On Life and Love

The Contortions of a Spell List

So I’ve been working on the next major release of the D20 Spell Lists app, and have found myself in a code and UI reorganization/refactoring jungle as I’ve refined my feature set and how I want to handle things.

One of the common-enough cases that the current version doesn’t handle well that I think needs to be is multiple spellcaster classes. If I’m a Druid 5/Bard 6, I’m going to want to keep separate spell lists, and will have different DCs, spells known, and spells per day to contend with. With the current version, the best solution is probably to have two different character files, each with its own spell lists.

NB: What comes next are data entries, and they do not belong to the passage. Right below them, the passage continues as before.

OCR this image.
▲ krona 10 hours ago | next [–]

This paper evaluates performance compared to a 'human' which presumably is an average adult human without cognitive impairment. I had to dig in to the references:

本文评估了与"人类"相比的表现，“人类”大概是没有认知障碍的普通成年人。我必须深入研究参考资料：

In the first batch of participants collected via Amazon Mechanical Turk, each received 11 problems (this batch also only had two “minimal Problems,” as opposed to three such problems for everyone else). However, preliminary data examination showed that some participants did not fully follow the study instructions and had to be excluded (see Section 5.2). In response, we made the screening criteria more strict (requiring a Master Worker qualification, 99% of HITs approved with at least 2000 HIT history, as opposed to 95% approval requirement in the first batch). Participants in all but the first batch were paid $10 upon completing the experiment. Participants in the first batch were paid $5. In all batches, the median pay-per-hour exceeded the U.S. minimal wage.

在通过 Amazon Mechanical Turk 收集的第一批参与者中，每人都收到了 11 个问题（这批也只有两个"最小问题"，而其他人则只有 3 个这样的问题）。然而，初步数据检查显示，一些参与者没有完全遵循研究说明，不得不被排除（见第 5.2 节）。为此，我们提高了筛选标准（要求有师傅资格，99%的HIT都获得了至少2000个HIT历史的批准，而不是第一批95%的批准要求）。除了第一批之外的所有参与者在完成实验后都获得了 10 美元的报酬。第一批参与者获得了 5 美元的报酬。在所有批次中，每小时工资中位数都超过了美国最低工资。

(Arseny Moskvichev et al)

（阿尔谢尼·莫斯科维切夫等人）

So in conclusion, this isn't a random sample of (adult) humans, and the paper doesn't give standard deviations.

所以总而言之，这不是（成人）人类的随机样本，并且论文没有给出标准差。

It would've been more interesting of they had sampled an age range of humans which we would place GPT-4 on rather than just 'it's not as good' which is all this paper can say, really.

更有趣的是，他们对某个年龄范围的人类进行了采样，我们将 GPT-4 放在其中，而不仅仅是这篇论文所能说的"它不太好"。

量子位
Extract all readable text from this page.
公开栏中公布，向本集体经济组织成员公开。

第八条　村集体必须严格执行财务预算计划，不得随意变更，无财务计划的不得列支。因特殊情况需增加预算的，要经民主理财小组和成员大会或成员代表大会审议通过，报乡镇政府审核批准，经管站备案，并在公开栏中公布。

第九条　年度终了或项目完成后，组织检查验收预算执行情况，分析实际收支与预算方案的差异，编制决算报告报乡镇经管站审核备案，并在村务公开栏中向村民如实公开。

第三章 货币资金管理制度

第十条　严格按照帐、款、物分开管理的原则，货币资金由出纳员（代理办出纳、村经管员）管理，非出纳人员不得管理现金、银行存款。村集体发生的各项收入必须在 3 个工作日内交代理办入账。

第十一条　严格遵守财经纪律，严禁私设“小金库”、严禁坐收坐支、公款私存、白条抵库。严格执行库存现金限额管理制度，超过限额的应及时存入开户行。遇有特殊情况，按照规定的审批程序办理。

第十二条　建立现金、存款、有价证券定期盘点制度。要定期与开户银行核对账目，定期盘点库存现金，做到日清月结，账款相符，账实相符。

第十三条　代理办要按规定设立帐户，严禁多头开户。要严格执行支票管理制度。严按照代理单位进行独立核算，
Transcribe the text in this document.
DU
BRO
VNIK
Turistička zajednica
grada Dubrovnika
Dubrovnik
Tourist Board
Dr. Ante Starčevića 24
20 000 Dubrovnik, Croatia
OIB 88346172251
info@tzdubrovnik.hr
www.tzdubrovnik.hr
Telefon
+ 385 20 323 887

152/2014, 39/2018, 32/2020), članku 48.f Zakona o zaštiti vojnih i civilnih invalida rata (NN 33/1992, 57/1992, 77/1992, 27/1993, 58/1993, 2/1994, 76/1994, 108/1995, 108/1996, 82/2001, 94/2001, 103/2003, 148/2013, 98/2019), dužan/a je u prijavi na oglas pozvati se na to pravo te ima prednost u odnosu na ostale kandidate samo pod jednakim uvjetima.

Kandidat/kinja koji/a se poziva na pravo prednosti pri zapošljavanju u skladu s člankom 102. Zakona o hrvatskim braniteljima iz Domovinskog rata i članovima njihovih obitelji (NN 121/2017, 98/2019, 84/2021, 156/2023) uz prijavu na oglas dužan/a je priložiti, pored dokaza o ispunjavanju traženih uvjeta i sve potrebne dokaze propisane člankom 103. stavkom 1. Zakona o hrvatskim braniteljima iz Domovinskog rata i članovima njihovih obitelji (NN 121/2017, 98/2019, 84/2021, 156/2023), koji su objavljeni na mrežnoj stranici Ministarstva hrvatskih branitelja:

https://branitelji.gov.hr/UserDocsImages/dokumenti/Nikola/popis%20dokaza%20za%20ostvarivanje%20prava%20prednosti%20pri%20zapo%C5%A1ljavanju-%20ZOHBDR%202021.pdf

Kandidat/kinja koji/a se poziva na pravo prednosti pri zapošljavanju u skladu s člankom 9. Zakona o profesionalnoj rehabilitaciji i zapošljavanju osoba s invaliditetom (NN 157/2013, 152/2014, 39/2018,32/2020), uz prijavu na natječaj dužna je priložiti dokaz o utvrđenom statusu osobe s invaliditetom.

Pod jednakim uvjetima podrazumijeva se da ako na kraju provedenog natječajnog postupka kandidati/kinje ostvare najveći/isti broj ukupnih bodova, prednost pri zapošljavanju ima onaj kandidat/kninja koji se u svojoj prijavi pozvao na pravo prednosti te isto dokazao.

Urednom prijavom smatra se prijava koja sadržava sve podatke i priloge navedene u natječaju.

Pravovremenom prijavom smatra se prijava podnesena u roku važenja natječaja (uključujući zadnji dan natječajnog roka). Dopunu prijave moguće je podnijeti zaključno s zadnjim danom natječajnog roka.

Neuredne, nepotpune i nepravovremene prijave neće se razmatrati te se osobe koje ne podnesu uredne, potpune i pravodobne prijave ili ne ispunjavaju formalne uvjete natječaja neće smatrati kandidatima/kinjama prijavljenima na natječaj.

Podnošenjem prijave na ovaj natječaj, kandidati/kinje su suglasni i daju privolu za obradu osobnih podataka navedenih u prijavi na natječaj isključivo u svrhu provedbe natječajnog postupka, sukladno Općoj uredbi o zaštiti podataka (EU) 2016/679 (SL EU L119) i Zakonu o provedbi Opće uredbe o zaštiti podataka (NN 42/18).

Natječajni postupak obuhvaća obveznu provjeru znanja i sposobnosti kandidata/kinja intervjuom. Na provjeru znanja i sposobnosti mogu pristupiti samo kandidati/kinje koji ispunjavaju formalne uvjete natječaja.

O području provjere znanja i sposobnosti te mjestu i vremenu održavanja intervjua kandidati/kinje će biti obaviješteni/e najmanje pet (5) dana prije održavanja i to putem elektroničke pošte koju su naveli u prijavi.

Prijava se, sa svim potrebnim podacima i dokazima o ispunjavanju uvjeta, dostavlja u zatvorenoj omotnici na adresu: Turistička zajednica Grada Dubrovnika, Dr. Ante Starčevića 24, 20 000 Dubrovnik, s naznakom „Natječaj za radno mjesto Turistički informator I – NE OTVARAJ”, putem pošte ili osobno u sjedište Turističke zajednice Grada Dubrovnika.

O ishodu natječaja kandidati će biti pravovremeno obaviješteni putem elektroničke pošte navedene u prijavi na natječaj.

My attempts to smooth that out have resulted in a lot of UI revisions as I tried to find good ways for displaying and updating all this info without slowing down the UI to uselessness (buh-bye, Table Layout Panel). Here’s what I’m sitting with now:

It’s not pretty, and there are more tweaks in the queue (like just putting the DCs/per days right with each class, probably), although for the moment it works well enough (read: stuff doesn’t end up hidden and inaccessible) that I can get functionality working again.

Like that 0 modifier for a Wisdom of 15. >_>

One of the silly aspects has been dealing with the fact that the character file format will have changed. Turns out that .NET is very forgiving in deserialization, and if there’s stuff it doesn’t recognize (like spells now being part of the character’s class, instead of the character as a whole), it just ignores it. No error, just missing info. So there are some manual checks there to rotate the data tree into what it needs to be.

Something I’m not looking forward to at all: printing. Getting one DataGridView to print was a pain in the ass and required a separate library (even Microsoft knew better than to hop into that cesspool). Getting several to print in sequence, along with appropriate per-class headings? That’s going to make me sad.